World Identity Network plans to link blockchain with identity
04 August 2017 06:58 GMT

A global identity initiative launched last week is planning to link identity with blockchain technology.

The World Identity Network says it aims to leverage distributed ledger technology, better known as blockchain, to catalyze progress toward universal identification

The group, launched on Virgin Group founder Sir Richard Branson’s Necker Island on 28 July, says its key objective is to catalyze progress towards universal ID and robust, secure, digital identification systems using 21st century technology solutions, such as the distributed ledger technology (DLT).

“The use cases of blockchain and distributed ledger technologies are diverse, with stronger value-add in developing countries,” Mariana Dahan, a former World Bank official and driving force behind the Identification for Development agenda who will lead the World Identity Network initiative, told Devex. “Blockchain’s disintermediating potential is being tried out for land property titles, finance for small and medium-sized enterprises, e-governance, voting, and the big one, digital identity.

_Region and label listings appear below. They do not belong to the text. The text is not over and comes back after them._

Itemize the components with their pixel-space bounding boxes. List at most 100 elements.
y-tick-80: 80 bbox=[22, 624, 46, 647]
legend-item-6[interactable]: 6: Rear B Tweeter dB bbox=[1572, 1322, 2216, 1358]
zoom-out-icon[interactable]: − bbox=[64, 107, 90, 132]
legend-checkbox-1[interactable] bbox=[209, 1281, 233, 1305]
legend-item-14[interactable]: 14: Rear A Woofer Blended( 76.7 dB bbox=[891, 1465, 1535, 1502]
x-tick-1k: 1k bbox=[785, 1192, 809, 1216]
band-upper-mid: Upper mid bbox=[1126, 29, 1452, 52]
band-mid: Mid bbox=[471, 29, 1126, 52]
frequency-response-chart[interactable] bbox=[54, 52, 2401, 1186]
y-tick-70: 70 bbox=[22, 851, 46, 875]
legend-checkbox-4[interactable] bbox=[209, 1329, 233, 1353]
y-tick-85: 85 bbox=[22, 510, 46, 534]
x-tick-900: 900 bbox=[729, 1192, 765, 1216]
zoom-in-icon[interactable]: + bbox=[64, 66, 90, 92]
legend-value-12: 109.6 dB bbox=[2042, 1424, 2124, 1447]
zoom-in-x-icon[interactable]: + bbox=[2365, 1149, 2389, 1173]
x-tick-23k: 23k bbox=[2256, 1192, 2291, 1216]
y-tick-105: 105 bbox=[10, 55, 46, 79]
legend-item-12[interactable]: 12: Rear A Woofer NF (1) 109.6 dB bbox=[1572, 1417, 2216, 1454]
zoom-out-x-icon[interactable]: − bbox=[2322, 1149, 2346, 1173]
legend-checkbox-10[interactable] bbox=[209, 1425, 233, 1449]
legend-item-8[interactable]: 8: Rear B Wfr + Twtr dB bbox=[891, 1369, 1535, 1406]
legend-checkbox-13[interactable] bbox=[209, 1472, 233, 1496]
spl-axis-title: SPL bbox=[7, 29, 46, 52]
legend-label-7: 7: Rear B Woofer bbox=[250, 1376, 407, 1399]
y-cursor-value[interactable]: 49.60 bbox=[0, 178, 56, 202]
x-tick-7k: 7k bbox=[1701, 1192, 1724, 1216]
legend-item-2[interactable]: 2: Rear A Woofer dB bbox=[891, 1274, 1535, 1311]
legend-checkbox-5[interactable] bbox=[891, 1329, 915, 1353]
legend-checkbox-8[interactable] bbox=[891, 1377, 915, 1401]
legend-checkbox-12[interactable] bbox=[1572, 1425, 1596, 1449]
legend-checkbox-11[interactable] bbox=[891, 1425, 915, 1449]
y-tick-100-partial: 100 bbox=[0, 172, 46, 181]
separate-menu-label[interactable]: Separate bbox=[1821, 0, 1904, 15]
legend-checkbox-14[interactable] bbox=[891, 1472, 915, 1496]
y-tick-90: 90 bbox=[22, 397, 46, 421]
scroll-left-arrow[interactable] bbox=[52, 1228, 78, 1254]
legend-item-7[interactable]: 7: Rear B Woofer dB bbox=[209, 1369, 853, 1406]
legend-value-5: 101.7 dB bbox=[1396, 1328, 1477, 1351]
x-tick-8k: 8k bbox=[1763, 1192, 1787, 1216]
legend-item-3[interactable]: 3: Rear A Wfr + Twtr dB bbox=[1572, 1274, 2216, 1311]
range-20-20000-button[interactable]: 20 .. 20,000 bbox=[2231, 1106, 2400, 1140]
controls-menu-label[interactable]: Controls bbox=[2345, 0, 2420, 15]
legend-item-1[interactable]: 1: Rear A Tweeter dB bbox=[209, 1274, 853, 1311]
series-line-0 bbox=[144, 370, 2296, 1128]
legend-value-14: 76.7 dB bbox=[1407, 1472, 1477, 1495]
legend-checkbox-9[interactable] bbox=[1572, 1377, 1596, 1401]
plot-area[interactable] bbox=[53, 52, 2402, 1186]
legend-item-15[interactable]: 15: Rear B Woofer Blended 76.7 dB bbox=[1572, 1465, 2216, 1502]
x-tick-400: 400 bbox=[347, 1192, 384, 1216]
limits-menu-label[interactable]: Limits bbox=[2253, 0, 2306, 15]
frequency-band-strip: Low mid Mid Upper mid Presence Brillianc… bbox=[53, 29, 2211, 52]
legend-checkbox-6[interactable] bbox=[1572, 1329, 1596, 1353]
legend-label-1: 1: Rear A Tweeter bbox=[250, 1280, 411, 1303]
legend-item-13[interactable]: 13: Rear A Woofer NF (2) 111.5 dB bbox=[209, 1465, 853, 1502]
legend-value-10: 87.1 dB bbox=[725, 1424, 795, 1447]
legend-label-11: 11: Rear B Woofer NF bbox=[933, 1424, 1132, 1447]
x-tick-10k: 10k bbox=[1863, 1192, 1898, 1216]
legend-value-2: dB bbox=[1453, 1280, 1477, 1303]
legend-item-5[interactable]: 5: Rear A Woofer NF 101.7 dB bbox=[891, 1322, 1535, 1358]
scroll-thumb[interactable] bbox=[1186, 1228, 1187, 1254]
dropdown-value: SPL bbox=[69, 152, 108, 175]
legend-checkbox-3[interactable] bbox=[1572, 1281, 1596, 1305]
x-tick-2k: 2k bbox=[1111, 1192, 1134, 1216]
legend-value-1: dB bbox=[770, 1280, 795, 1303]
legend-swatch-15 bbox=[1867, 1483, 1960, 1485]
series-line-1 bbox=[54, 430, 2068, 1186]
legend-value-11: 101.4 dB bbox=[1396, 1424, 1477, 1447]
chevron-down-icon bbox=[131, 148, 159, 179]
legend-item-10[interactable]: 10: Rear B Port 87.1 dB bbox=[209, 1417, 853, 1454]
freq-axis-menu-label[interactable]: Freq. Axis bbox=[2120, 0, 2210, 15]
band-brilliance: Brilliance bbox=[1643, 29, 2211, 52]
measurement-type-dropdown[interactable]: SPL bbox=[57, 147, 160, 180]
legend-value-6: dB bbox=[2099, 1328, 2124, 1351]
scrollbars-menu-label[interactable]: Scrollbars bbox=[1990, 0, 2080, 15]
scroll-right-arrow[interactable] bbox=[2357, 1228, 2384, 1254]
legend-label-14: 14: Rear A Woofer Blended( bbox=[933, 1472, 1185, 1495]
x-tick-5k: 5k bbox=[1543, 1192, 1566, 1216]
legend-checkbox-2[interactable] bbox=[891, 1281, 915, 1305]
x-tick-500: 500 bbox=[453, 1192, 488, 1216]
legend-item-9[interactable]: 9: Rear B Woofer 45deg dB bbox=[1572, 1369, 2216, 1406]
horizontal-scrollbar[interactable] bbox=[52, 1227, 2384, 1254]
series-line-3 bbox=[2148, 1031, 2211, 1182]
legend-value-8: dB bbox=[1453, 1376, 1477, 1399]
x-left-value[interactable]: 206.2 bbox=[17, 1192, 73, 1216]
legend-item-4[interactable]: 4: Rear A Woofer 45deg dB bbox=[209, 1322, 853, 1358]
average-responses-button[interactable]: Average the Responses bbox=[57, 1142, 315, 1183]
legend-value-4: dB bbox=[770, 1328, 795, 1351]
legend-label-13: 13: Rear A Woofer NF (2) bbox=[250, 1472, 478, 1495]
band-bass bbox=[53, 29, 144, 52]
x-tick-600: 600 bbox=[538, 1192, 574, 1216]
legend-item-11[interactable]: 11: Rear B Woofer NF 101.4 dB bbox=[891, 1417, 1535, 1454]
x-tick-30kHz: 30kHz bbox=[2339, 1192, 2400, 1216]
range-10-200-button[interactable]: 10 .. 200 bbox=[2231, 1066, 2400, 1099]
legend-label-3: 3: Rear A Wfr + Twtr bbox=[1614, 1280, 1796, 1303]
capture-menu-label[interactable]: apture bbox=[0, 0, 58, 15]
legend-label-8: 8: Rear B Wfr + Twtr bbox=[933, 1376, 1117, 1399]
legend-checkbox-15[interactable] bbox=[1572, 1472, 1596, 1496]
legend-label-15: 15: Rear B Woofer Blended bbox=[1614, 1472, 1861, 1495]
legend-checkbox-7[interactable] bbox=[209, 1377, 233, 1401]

Much of this has the potential to leapfrog billions of people into a new era — in parallel to the way that mobile phones helped them leapfrog over landlines.”

Dahan explained to Devex that while currency changes are the most widely known use case for blockchain technology, the topics discussed at the blockchain summit extended to global development.

Blockchain is an unchangeable system of recordkeeping that is seeing a growing use well beyond financial transactions. Data is copied on multiple servers or computers and encrypted into blocks, which are then linked by hashes to previous blocks. This allows the system to reject any non-valid transactions. On a public blockchain, the data that is stored can be seen and verified by all parties, and because they know the data is unchangeable and verified by the system, they can transact directly and securely with a trusted system, replacing third-party intermediaries without the parties needing to trust each other.